The trend of cryptocurrency treasury companies that we emphasized in earlier reports continues. Holdings of BTC, ETH, and SOL are steadily accumulating, with ETH performing particularly well. Holding data shows that ETH's cryptocurrency treasury sharply increased throughout August, primarily driven by Bitmine's reserves, which grew from about 625,000 ETH at the beginning of August to over 2 million ETH currently. SOL holdings also maintained steady growth, while BTC holdings continued a slower but steady accumulation trend.

Compared to ETF capital flows, the activities of cryptocurrency treasury companies appear relatively subdued. The inflows into ETFs in July and August outpaced those of cryptocurrency treasury companies, with the cumulative balance of ETFs exceeding the accumulated scale of cryptocurrency treasury companies.

As the premiums on cryptocurrency treasury company stocks have fully contracted, this divergence is becoming increasingly apparent. Earlier this summer, the price-to-earnings ratio of cryptocurrency treasury companies was significantly higher than their net asset values, but now the premiums have gradually returned to normal levels, indicating that stock market investors' attitudes have become more cautious. The changes in stock prices are evident: KindlyMD (the parent company of Nakamoto) has fallen from a peak of nearly $25 at the end of May to about $5, while Bitmine has dropped from around $62 at the beginning of August to about $46.

In late August, reports emerged that Nasdaq might strengthen its regulation of cryptocurrency treasury companies acquired through stock issuance, leading to more pronounced selling pressure.
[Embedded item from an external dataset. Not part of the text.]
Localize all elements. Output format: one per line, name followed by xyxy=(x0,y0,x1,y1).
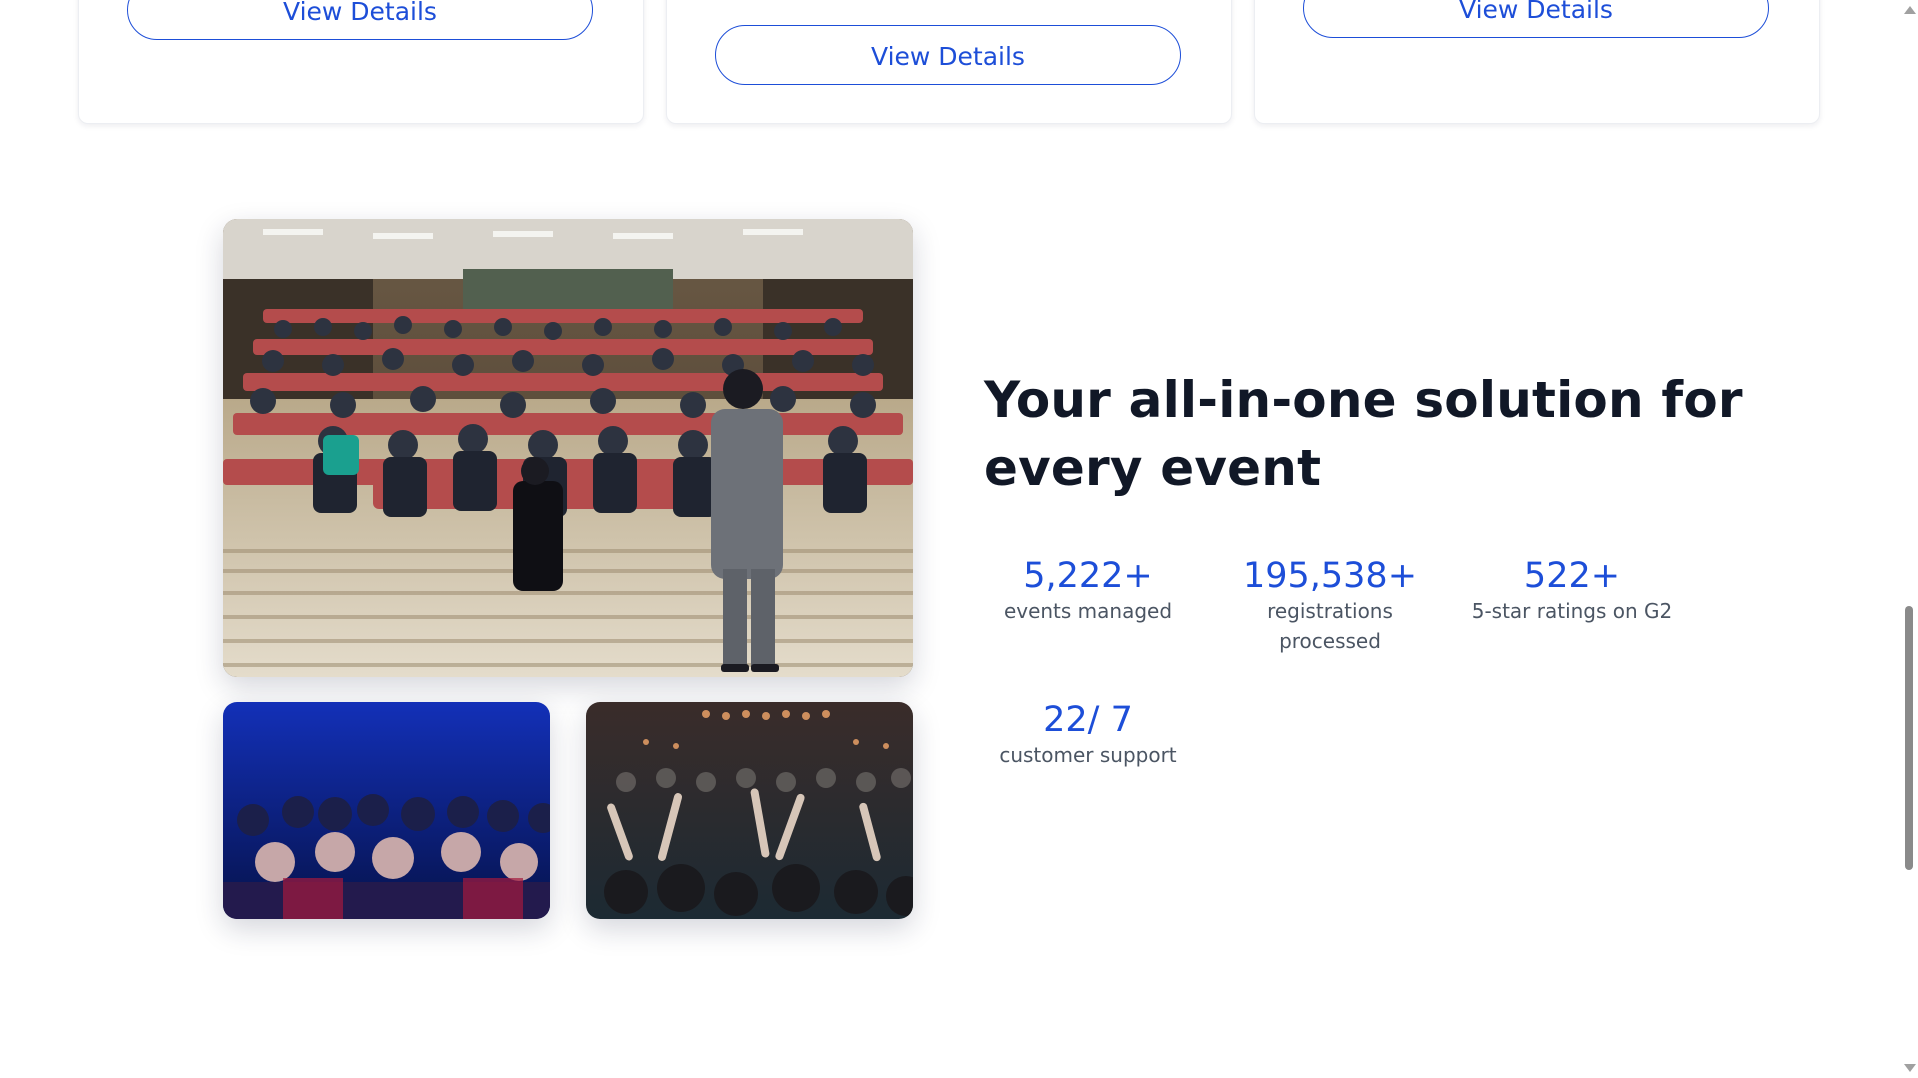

This news accelerated the market's sell-off of stocks in cryptocurrency treasury companies focused on Ethereum. In contrast, companies focused on Bitcoin (such as Strategy, formerly MicroStrategy, ticker: MSTR) were less affected, as their acquisition strategies relied more on debt financing rather than stock issuance.

4. Hot Trend: Altcoin Season

Another hot trend is the rotation of altcoins. Bitcoin's dominance has gradually declined, from about 60% at the beginning of August to 56.5% by the end of the month, while Ethereum's market share increased from 11.7% to 13.6%. Data indicates that funds are rotating from Bitcoin to Ethereum and other cryptocurrencies, which aligns with the strong performance of Ethereum ETFs and the inflow of funds into cryptocurrency treasury companies. Although Bitcoin ETF inflows have rebounded in recent weeks, the overall trend remains unchanged: this cycle continues to expand beyond Bitcoin, with Ethereum and altcoins gaining incremental market share.

5. Our Views and Predictions

As the market enters the last few weeks of September, all eyes are on the Federal Reserve. The weak labor market has strengthened expectations for recent interest rate cuts, and risk assets have rebounded again. The employment report emphasizes that the economic slowdown may be more severe than initially reported, raising questions about how much easing is needed to buffer the economy.

Meanwhile, the long end of the yield curve is sending warning signals. Persistently high yields on 10-year and 30-year Treasury bonds reflect market concerns that inflation may be sticky, and fiscal pressures could ultimately force central banks to finance debt and spending through increased money supply. The expectation of short-term interest rate cuts is driving a rebound in risk assets, but the tug-of-war between short-term rate cuts supporting the market and long-term concerns pushing yields and precious metals higher will determine the sustainability of this rebound. This contradictory situation has a direct impact on cryptocurrencies: Bitcoin's role as a store of value hedge is increasingly correlated with gold, while Ethereum and altcoins remain more sensitive to changes in overall risk appetite.